By the end of last week, Tracy-Gate had effectively taken a census of all the LGBT activist groups in the country (even the folks at "Truth Wins Out" got their names in the paper). Morgan has apologized profusely and agreed to meet not only with gay youths in Nashville, but also with homeless gay youths in New York. But DiPaolo doesn't think Morgan should have to apologize. "A comedian making a gay joke on stage does not then lead to a gay kid getting beat up," DiPaolo asserts. "Those things are mutually exclusive."
DiPaolo grew up in blue-collar Danvers, Massachusetts, only an hour away but also a few tax brackets down from Barrios' legislative district in Middlesex County.
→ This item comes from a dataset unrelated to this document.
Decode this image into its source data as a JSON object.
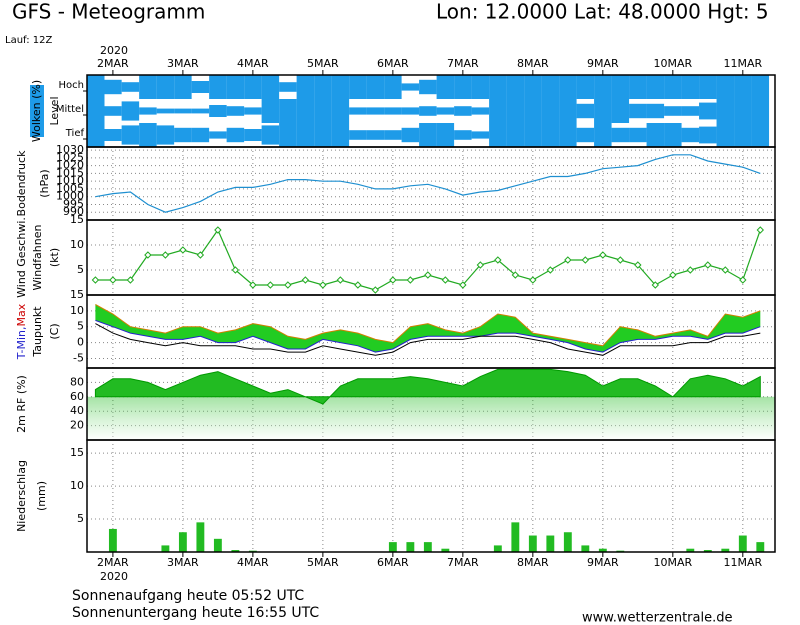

He cut his teeth on the Boston club scene in the '80s and then gained traction in New York, where Morgan was also distinguishing himself against a backdrop of booze, hecklers, and cutthroat competition. "You worked fast or else they ate you alive," DiPaolo recalls of those boisterous East Coast club crowds. "If you didn't make them laugh, then you didn't get paid."
As he progressed in show business, encountering subtle double-standards and the fast-talking men who sustain them, DiPaolo leaned more heavily on his political conservatism. He remembers the rise of the P.C. Movement in America and its seismic effect on the comedy scene in the early '90s. "It was a confusing time," DiPaolo says, recalling how he found himself fighting for the right to use ethnic humor on stage even as he was regrettably playing the "Dumb Italian" role on a network sitcom. "To me, comedy is about finding the truth. Well, there's no truth in political correctness."
Morgan got famous first, in the mid-nineties, when he was cast on Saturday Night Live (a Harvard Lampoon-dominated show that DiPaolo loathes for "conditioning America to safe, liberal comedy"). On the show, Morgan played bowdlerized variations on stereotypical African-American characters. The viewing public grew accustomed to him. Even as he vaulted to superstardom on 30 Rock, his edginess was always tempered, always played for self-defeating laughs. So, what happens when a live audience sees a familiar performer like Morgan expressing himself, without the Clorox?
"It goes over their heads," says DiPaolo. "People today don't have any context. They're all raised on college speech codes, and a little alarm goes off in their head when they hear something that they know is 'supposed' to be offensive. I mean, Tracy has different personas on stage. We don't necessarily know what was happening at that show."
Maybe Morgan was practicing his own spin on experimental comedy, that vogue late-'70s phenomenon that modern comics like Michael Richards conveniently invoke when they get in trouble?
"It doesn't really matter what he was trying to do," says DiPaolo, sounding less like Sam Kinison and more like Murray Rothbard. "As long as he has the right to do it. Let the market decide what it will and will not tolerate. But don't censor the product."
The Nashville marketplace seems to have rejected Tracy Morgan, at least for the time being. Let's see what the homeless youths have to say.